MoYu felt something crack inside her. Not the cold, analytical wall she had built over four years of inhabiting this body, but something older, deeper. The part of her that still remembered what it felt like to be vulnerable. The part that, in her previous life, she had crushed and buried and pretended didn't exist.
She reached into her pocket and pulled out her personal communicator. A few taps on the encrypted interface brought up the VSS administrative panel. Highest override privileges. Complete invisibility in the system.
"I can help you," MoYu said quietly. "But you have to trust me."
Xiao Wei's eyes widened. "How? You're—are you a doctor? A buyer? You're not wearing the slave band."

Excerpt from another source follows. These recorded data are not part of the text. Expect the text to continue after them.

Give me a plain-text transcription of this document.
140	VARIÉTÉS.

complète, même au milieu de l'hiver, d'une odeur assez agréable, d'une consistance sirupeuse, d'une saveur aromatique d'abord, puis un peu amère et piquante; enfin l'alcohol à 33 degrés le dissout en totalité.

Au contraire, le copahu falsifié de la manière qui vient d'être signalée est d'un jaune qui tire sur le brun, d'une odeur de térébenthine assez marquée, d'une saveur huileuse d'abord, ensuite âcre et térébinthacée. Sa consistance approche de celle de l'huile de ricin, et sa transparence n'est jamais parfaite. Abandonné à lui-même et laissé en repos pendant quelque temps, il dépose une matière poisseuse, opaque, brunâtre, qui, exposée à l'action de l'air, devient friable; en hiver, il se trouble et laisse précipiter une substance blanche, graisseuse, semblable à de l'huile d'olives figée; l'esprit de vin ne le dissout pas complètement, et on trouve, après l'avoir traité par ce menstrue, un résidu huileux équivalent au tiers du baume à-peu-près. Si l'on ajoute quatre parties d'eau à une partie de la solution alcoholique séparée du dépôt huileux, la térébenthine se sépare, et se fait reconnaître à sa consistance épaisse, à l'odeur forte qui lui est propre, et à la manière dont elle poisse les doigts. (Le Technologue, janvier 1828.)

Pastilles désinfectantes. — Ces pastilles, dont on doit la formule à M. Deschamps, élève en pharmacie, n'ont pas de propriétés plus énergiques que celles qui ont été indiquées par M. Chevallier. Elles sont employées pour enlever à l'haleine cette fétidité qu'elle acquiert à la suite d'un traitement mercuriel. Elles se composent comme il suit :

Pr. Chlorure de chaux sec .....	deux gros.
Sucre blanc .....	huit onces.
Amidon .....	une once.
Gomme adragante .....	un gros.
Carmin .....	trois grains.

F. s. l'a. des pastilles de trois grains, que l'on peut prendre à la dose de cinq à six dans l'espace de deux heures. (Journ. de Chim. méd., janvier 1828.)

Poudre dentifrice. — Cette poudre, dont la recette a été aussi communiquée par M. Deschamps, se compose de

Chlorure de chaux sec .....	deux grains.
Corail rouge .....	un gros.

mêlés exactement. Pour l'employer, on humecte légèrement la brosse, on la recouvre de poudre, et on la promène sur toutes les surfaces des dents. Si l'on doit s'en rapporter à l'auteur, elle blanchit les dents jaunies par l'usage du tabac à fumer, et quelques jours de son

"Does it matter?" MoYu's fingers hovered over the screen. She could create a new identity in the database. A registered female slave, brought in this evening, batch number matching the most recent shipment. A ghost in the machine, untraceable. She would need to wear a collar—a decoy, set to manual override. But the thought of that band around her neck sent a strange thrill through her chest.
She recognized the feeling. Anticipation. Desire.
"I'm going to stay here," MoYu said, her voice steady despite the tremor in her hands. "I'm going to walk into the dormitory with you when they come, and I'm going to learn everything there is to know about this place from the inside."
Xiao Wei stared at her as if she had lost her mind. "You can't. Why would you—"
"Because understanding a system means nothing if you've never felt its grip." MoYu stood, offering her hand. "Take it. Let's see how far we get before morning."
The retrieval team's footsteps were already echoing through the grove, flashlights sweeping between the trees. Xiao Wei hesitated, then grasped MoYu's hand. Her palm was cold and trembling.
Together, they turned to face the approaching light.